Beyond Meta: Large Concept Models Will Win

~ Meta’s new Ai is a huge leap for safety and explainability… and here’s the next one ~

TL:DR — Meta’s Ai Research team released their newest Ai innovation: a brain that thinks in concepts instead of just words. Those concepts were hard-wired into the network, from a corpus called SONAR. And, with a simple tweak, the Meta model can become manifold more powerful, developing its own hierarchies of concepts. The trick: send a message into the Concept-Encoder, then back out again, decoded… and repeat, repeatedly. If that “translation of a translation of a translation” begins to DRIFT away from the original encoded Concept-Vector, then we know that the concept is ‘unstable’. This is analogous to “self-consistency loss” in video-Ai. Train the network on that rate of concept-drift as its loss-function, to let the network learn its OWN concepts. This will give us ‘explainability’ — we will know the ideas inside the network. And that explainability will give us Ai-safety, because we can detect when they are malicious. Welcome to a new world!

Looking Back at Now

Currently, publicly-available Ai has various problems. The issue worrying many bright minds: “Will the Ai try to destroy us? Or will it screw-up our intentions, doing something catastrophically wrong?” That is the “Ai-alignment” problem. And, when we try to understand WHY the Ai does what it does, we have no simple technique to elucidate its intentions and thoughts. That is the “explainability” problem — and it’s hard to be sure that an Ai is safe or sane, if you cannot explain why it behaves a certain way!

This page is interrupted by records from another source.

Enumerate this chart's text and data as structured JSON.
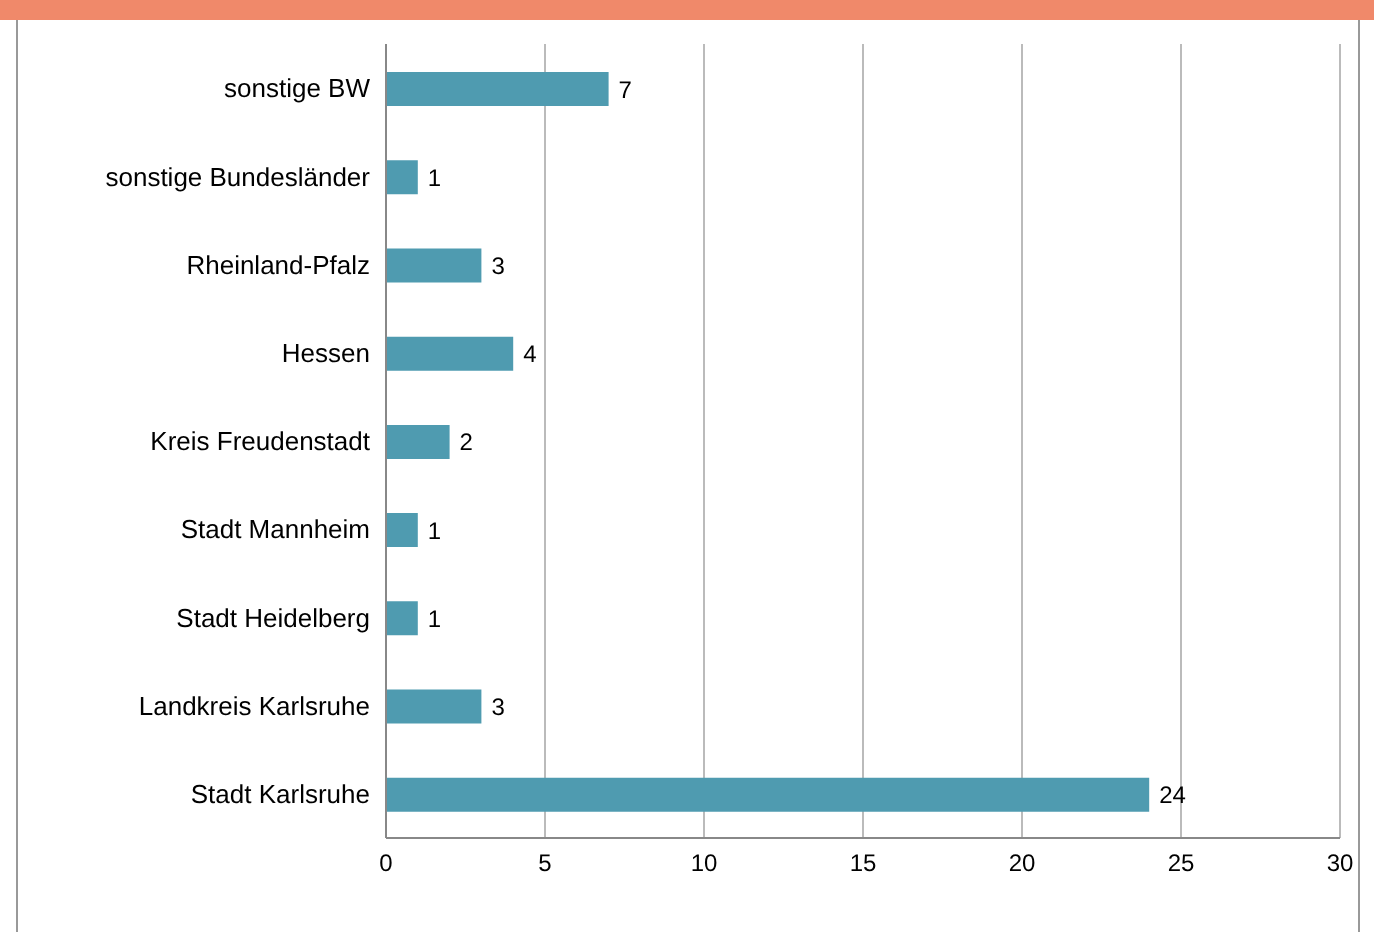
{
  "chart_data": {
    "type": "bar",
    "orientation": "horizontal",
    "categories": [
      "sonstige BW",
      "sonstige Bundesländer",
      "Rheinland-Pfalz",
      "Hessen",
      "Kreis Freudenstadt",
      "Stadt Mannheim",
      "Stadt Heidelberg",
      "Landkreis Karlsruhe",
      "Stadt Karlsruhe"
    ],
    "values": [
      7,
      1,
      3,
      4,
      2,
      1,
      1,
      3,
      24
    ],
    "color": "#4f9bb0",
    "xlim": [
      0,
      30
    ],
    "xticks": [
      0,
      5,
      10,
      15,
      20,
      25,
      30
    ],
    "grid": "x",
    "data_labels": true
  }
}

Meta just defeated BOTH of those issues, in their paper “Large Concept Models”, here. They strapped a concept-thesaurus called SONAR onto a pair of networks, training the brain to take word-token-strings and convert them into concept-vectors. (With lots of math, of course!) When they asked the network to spit the concept back out, as words, it did. The network learned which words in combination form entire concepts.

Now, a particular concept can be represented in words via many different combinations — that ONE concept-vector can be decoded in many ways. Each sentence is referring to the same idea. Or, at least, they should be pretty close.

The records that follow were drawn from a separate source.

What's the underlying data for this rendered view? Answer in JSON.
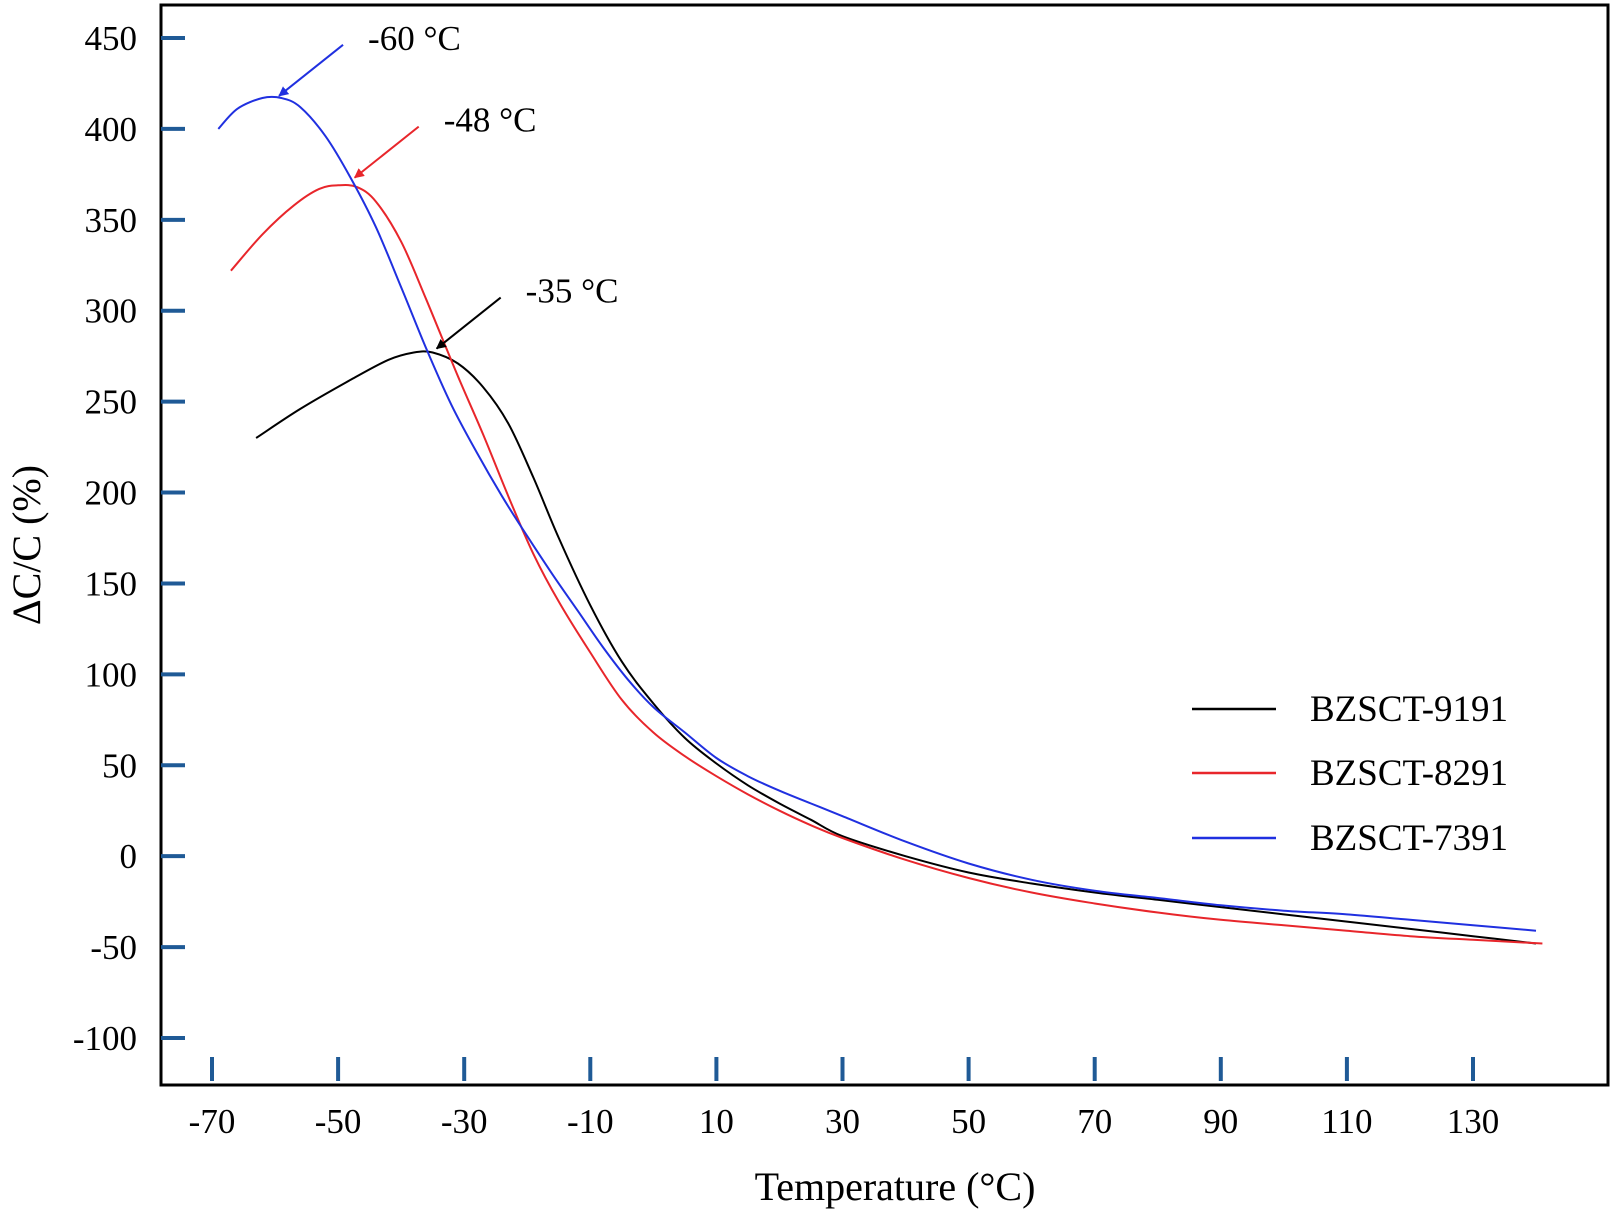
{
  "chart_data": {
    "type": "line",
    "title": "",
    "xlabel": "Temperature (°C)",
    "ylabel": "ΔC/C (%)",
    "xlim": [
      -80,
      145
    ],
    "ylim": [
      -125,
      470
    ],
    "x_ticks": [
      -70,
      -50,
      -30,
      -10,
      10,
      30,
      50,
      70,
      90,
      110,
      130
    ],
    "y_ticks": [
      450,
      400,
      350,
      300,
      250,
      200,
      150,
      100,
      50,
      0,
      -50,
      -100
    ],
    "grid": false,
    "legend_position": "right",
    "series": [
      {
        "name": "BZSCT-9191",
        "color": "#000000",
        "points": [
          [
            -63,
            230
          ],
          [
            -56,
            246
          ],
          [
            -48,
            262
          ],
          [
            -42,
            273
          ],
          [
            -38,
            277
          ],
          [
            -35,
            277
          ],
          [
            -31,
            271
          ],
          [
            -27,
            258
          ],
          [
            -23,
            238
          ],
          [
            -19,
            208
          ],
          [
            -15,
            175
          ],
          [
            -10,
            138
          ],
          [
            -5,
            107
          ],
          [
            0,
            84
          ],
          [
            5,
            65
          ],
          [
            10,
            51
          ],
          [
            15,
            39
          ],
          [
            20,
            29
          ],
          [
            25,
            20
          ],
          [
            30,
            11
          ],
          [
            40,
            0
          ],
          [
            50,
            -9
          ],
          [
            60,
            -15
          ],
          [
            70,
            -20
          ],
          [
            80,
            -24
          ],
          [
            90,
            -28
          ],
          [
            100,
            -32
          ],
          [
            110,
            -36
          ],
          [
            120,
            -40
          ],
          [
            130,
            -44
          ],
          [
            140,
            -48
          ]
        ]
      },
      {
        "name": "BZSCT-8291",
        "color": "#e8262b",
        "points": [
          [
            -67,
            322
          ],
          [
            -62,
            342
          ],
          [
            -57,
            358
          ],
          [
            -53,
            367
          ],
          [
            -50,
            369
          ],
          [
            -47,
            368
          ],
          [
            -44,
            360
          ],
          [
            -40,
            338
          ],
          [
            -36,
            306
          ],
          [
            -31,
            264
          ],
          [
            -27,
            232
          ],
          [
            -23,
            198
          ],
          [
            -19,
            166
          ],
          [
            -15,
            140
          ],
          [
            -10,
            112
          ],
          [
            -5,
            86
          ],
          [
            0,
            68
          ],
          [
            5,
            55
          ],
          [
            10,
            44
          ],
          [
            15,
            34
          ],
          [
            20,
            25
          ],
          [
            25,
            17
          ],
          [
            30,
            10
          ],
          [
            40,
            -2
          ],
          [
            50,
            -12
          ],
          [
            60,
            -20
          ],
          [
            70,
            -26
          ],
          [
            80,
            -31
          ],
          [
            90,
            -35
          ],
          [
            100,
            -38
          ],
          [
            110,
            -41
          ],
          [
            120,
            -44
          ],
          [
            130,
            -46
          ],
          [
            141,
            -48
          ]
        ]
      },
      {
        "name": "BZSCT-7391",
        "color": "#2030e0",
        "points": [
          [
            -69,
            400
          ],
          [
            -66,
            411
          ],
          [
            -62,
            417
          ],
          [
            -59,
            417
          ],
          [
            -56,
            412
          ],
          [
            -52,
            396
          ],
          [
            -48,
            373
          ],
          [
            -44,
            346
          ],
          [
            -40,
            313
          ],
          [
            -36,
            279
          ],
          [
            -32,
            248
          ],
          [
            -28,
            222
          ],
          [
            -24,
            198
          ],
          [
            -20,
            176
          ],
          [
            -16,
            155
          ],
          [
            -12,
            135
          ],
          [
            -8,
            115
          ],
          [
            -4,
            97
          ],
          [
            0,
            82
          ],
          [
            5,
            68
          ],
          [
            10,
            54
          ],
          [
            15,
            44
          ],
          [
            20,
            36
          ],
          [
            25,
            29
          ],
          [
            30,
            22
          ],
          [
            40,
            8
          ],
          [
            50,
            -4
          ],
          [
            60,
            -13
          ],
          [
            70,
            -19
          ],
          [
            80,
            -23
          ],
          [
            90,
            -27
          ],
          [
            100,
            -30
          ],
          [
            110,
            -32
          ],
          [
            120,
            -35
          ],
          [
            130,
            -38
          ],
          [
            140,
            -41
          ]
        ]
      }
    ],
    "annotations": [
      {
        "text": "-60 °C",
        "series": "BZSCT-7391",
        "x": -60,
        "y": 416,
        "color": "#2030e0"
      },
      {
        "text": "-48 °C",
        "series": "BZSCT-8291",
        "x": -48,
        "y": 371,
        "color": "#e8262b"
      },
      {
        "text": "-35 °C",
        "series": "BZSCT-9191",
        "x": -35,
        "y": 277,
        "color": "#000000"
      }
    ]
  },
  "colors": {
    "tick_color": "#1f5a96",
    "frame_color": "#000000"
  }
}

That’s where the next leg of innovation can step-in! We are going beyond Meta…

Take a sentence, such as “The quick brown fox jumped over the lazy dog” and send it into the Concept-Encoder. That entire sentence will be represented as a high-dimensional vector. When sent back out, through the decoder, that vector becomes a sentence again, such as “The lazy dog continued to sleep while the brown fox jumped over him quickly.” Basically the same idea.

Now, send that second version through, again. “The fox jumped past a sleeping dog.” Oh, hmmm — the output is starting to “drift”. This happens when you translate a translation of a translation… try it on Google Translate! We can identify when that drift happens, because the sentence will be encoded as a slightly different concept-vector. The concept-encoding drifts, whenever the network does NOT have a clear idea of that concept.

Drift = Incoherence

When a Large Concept Model is given the task of “translating the translation of the translation” then any drift of that concept-vector indicates that the concept is ‘blurry’ and more clarity is needed. We can use that rate of drift as the ‘loss’ on the network, sending a reward signal to encourage the network to form concepts which stay consistent.

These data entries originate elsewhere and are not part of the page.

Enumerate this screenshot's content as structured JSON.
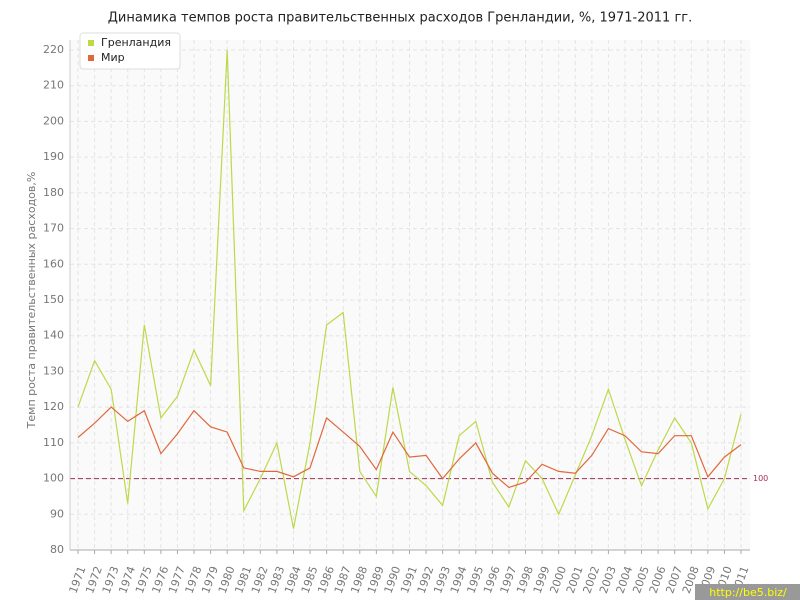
{
  "chart_data": {
    "type": "line",
    "title": "Динамика темпов роста правительственных расходов Гренландии, %, 1971-2011 гг.",
    "y_label": "Темп роста правительственных расходов,%",
    "categories": [
      "1971",
      "1972",
      "1973",
      "1974",
      "1975",
      "1976",
      "1977",
      "1978",
      "1979",
      "1980",
      "1981",
      "1982",
      "1983",
      "1984",
      "1985",
      "1986",
      "1987",
      "1988",
      "1989",
      "1990",
      "1991",
      "1992",
      "1993",
      "1994",
      "1995",
      "1996",
      "1997",
      "1998",
      "1999",
      "2000",
      "2001",
      "2002",
      "2003",
      "2004",
      "2005",
      "2006",
      "2007",
      "2008",
      "2009",
      "2010",
      "2011"
    ],
    "series": [
      {
        "name": "Гренландия",
        "color": "#bcd94a",
        "values": [
          120,
          133,
          125,
          93,
          143,
          117,
          123,
          136,
          126,
          220,
          91,
          100,
          110,
          86,
          110,
          143,
          146.5,
          102,
          95,
          125.5,
          102,
          98,
          92.5,
          112,
          116,
          99,
          92,
          105,
          100,
          90,
          101,
          112,
          125,
          111,
          98,
          108,
          117,
          110,
          91.5,
          100,
          118
        ]
      },
      {
        "name": "Мир",
        "color": "#e0683c",
        "values": [
          111.5,
          115.5,
          120,
          116,
          119,
          107,
          112.5,
          119,
          114.5,
          113,
          103,
          102,
          102,
          100.5,
          103,
          117,
          113,
          109,
          102.5,
          113,
          106,
          106.5,
          100,
          105.5,
          110,
          101.5,
          97.5,
          99,
          104,
          102,
          101.5,
          106.5,
          114,
          112,
          107.5,
          107,
          112,
          112,
          100.5,
          106,
          109.5
        ]
      }
    ],
    "reference_line": 100,
    "ylim": [
      80,
      220
    ],
    "yticks": [
      80,
      90,
      100,
      110,
      120,
      130,
      140,
      150,
      160,
      170,
      180,
      190,
      200,
      210,
      220
    ],
    "grid": true,
    "legend": "top-left",
    "watermark": "http://be5.biz/"
  }
}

By relying on that drift-loss, we can throw-away Meta’s original SONAR dataset! That SONAR concept-map was a single layer of abstraction, formed separately before training the network. And SONAR was not trained — it was kept constant, no NEW concepts learned. Instead, we can use drift-loss to train many layers of abstraction, from words to phrases to sentences and paragraphs, whole essays! And, those concepts are NOT pre-ordained and fixed-in-place the way Meta’s SONAR concepts were. We train the layers by how consistently they regenerate themselves, in translations of translations.

With layers of concepts, then a whole essay is digested as a sequence of lower-level concepts, which are then encoded into successively higher-levels. At the highest level of abstraction, the network would see numerous concepts registering together, as a “sparse encoding” across that space of concepts. The combinatorial variety of those sparse encodings is the space of concepts that the network can understand. More concept-layers will yield deeper insights into a wider swath of ideas. Those Ai will understand what they are saying, and we can verify if they are trying to trick us. I huffed a sigh of relief — try it! It feels good.